Jacques avait épousé une femme distinguée par sa noblesse, sa fortune et surtout sa vertu. Pour répondre aux désirs de son mari, elle paraissait de temps à autre, malgré ses répugnances, dans les fêtes mondaines. Un jour donc qu’elle assistait à un bal, le plafond de la salle s’écroula; tous les assistants furent plus ou moins grièvement blessés; plusieurs même trouvèrent la mort dans cet accident, et entre autres l’épouse de Jacques. Accouru à peine à temps pour recevoir son dernier soupir, il s’aperçut qu’elle portait un rude cilice sous ses vêtements de fête, et comprit mieux encore par là combien digne de ses affections était celle que la mort lui avait ravie, combien affreux était le malheur dont il était frappé. Il se prit alors à méditer sur la vanité du monde, la frivolité des jouissances terrestres, l’incertitude des honneurs et de la vie; il tourna ses pensées vers des biens plus stables, et bientôt il fut un autre homme.
Mais ce n’était pas assez pour son âme ardente d’avoir renoncé aux plaisirs de la terre; il se vêtit pauvrement, s’associa au Tiers-Ordre de Saint-François, et s’adonna à toutes les œuvres d’une haute piété. De jour en jour ses progrès dans la vertu devinrent évidents aux yeux de tous; rien ne lui semblait difficile au service de Dieu; les humiliations surtout avaient pour son cœur un attrait particulier; il ne croyait pouvoir jamais assez s’abaisser, jamais assez expier les complaisances dont son cœur avait été rempli pour le monde. Enfin il voulut passer pour un insensé, et il s’appliqua à devenir la fable de tous ceux qui avaient été témoins de sa sagesse mondaine.

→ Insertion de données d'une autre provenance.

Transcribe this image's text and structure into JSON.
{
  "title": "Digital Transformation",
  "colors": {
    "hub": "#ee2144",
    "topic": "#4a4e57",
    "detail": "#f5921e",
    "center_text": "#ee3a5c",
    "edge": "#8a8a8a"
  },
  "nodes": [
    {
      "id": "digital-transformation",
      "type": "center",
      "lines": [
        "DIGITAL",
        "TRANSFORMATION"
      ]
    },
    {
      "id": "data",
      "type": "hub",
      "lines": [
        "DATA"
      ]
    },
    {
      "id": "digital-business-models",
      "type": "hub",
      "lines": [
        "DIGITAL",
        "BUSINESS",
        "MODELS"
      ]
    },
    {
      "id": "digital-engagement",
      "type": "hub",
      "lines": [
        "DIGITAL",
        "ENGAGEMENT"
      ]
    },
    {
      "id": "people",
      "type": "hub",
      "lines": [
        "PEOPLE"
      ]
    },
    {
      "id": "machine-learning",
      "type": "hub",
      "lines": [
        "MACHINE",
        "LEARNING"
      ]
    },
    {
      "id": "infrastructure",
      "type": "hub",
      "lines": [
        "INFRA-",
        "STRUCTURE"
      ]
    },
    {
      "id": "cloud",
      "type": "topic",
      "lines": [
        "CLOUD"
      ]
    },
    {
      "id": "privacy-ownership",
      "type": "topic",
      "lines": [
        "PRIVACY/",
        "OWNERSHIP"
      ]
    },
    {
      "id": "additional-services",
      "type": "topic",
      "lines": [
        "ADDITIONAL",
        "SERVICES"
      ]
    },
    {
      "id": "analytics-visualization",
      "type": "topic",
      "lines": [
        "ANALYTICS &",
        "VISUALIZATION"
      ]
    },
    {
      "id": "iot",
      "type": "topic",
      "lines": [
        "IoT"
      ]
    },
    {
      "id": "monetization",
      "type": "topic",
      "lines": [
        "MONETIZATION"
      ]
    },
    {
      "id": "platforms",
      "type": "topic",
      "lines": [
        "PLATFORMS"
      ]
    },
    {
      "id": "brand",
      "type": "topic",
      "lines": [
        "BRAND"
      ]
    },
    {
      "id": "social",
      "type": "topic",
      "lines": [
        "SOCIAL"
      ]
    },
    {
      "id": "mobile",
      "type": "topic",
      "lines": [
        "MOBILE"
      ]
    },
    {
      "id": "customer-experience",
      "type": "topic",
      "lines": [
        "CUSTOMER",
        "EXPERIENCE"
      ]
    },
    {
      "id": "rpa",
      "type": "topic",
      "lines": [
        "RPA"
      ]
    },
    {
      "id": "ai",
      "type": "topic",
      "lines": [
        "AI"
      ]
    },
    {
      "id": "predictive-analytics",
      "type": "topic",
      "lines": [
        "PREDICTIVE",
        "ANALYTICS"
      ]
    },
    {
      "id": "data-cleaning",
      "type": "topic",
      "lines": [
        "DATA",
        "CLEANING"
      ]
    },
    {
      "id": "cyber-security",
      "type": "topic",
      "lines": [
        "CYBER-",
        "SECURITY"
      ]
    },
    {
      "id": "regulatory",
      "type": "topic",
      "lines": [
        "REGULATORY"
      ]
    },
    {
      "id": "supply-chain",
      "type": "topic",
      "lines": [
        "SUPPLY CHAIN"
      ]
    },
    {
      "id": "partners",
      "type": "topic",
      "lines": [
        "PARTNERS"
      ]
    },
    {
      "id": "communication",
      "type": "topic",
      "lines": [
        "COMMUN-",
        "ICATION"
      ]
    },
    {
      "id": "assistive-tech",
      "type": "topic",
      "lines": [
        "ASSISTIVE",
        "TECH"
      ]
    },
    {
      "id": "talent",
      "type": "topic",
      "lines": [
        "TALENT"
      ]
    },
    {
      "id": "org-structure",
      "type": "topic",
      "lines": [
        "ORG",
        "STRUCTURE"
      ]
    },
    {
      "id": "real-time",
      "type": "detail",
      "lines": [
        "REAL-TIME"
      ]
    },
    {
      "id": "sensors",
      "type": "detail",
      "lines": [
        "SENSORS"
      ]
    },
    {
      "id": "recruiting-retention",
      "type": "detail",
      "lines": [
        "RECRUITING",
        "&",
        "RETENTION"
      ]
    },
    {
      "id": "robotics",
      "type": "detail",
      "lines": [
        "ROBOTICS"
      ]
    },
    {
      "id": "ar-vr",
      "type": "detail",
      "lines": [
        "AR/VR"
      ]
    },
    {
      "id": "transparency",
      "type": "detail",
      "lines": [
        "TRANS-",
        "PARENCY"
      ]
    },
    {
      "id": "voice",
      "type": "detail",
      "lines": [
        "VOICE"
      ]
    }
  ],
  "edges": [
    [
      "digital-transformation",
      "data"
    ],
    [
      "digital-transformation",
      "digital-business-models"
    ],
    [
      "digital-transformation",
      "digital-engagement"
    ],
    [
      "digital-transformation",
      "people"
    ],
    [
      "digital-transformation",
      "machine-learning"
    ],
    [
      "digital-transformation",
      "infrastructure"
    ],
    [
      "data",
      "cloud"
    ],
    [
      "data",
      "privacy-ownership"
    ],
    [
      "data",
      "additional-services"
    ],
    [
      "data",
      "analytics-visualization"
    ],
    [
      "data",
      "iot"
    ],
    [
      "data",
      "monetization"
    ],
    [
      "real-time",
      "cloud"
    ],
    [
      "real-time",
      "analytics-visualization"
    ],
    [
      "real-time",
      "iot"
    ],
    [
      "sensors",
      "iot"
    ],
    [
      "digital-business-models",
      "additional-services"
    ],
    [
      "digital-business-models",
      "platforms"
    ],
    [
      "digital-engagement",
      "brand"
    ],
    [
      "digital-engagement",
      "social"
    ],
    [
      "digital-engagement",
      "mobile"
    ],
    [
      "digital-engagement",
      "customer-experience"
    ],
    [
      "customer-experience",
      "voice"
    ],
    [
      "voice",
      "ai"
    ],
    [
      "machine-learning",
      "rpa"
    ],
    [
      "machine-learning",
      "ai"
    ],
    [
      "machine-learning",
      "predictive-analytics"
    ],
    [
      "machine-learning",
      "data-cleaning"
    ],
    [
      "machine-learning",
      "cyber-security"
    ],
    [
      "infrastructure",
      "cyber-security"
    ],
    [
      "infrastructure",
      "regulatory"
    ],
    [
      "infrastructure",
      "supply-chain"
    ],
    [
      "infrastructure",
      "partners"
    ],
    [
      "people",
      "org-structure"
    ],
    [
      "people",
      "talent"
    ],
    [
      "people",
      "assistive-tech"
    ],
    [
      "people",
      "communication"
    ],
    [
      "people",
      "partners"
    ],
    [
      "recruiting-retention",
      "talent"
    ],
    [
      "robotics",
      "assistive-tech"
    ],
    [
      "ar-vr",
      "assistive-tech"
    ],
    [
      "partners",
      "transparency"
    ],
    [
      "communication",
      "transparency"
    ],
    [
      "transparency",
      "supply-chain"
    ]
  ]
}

Alors commença pour lui un genre de vie à peu près sans exemple jusqu’à ce jour. Cet homme, réputé si habile et d’un jugement si parfait, parut tout d’un coup avoir perdu l’esprit; il faisait des choses étranges, sans cependant jamais se permettre une parole inconvenante ou injurieuse, sans jamais blesser en rien personne. Les enfants s’attachaient à ses pas, l’insultaient, en faisaient l’objet de leurs sarcasmes et de leurs plaisanteries; tout le monde le considérait comme un fou.

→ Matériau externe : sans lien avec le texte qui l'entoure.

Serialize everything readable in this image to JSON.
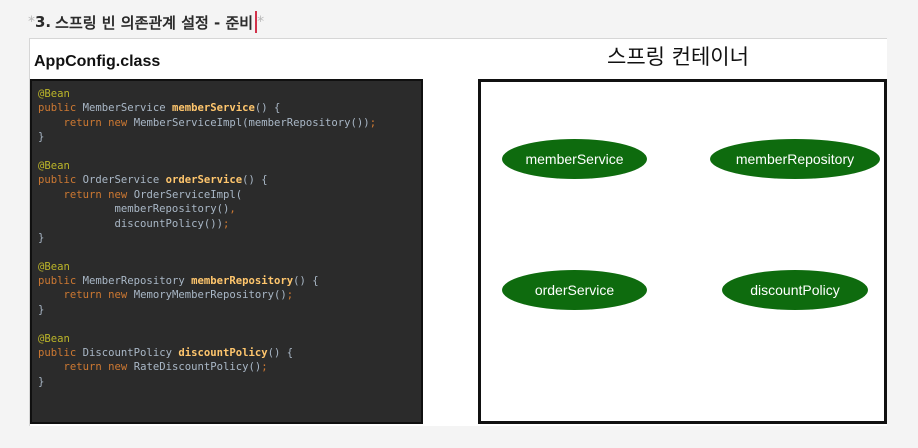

Après dix ans d’une telle vie, après avoir foulé ainsi sans réserve aux pieds la sagesse humaine et l’estime du monde, Jacques voulut faire un pas de plus dans la voie de la perfection, et il entra dans l’Ordre de Saint François. Là il dut passer encore par bien des épreuves et des humiliations, mais rien ne fut au-dessus de sa vertu et de son désir des souffrances. Ame héroïque, jamais on ne le vit ralentir sa marche vers les hauteurs célestes, jamais regarder, même un instant, en arrière. Sa mort, arrivée l’an 1306, fut attribué par ses frères à la violence de son amour pour Dieu, plutôt qu’à la maladie.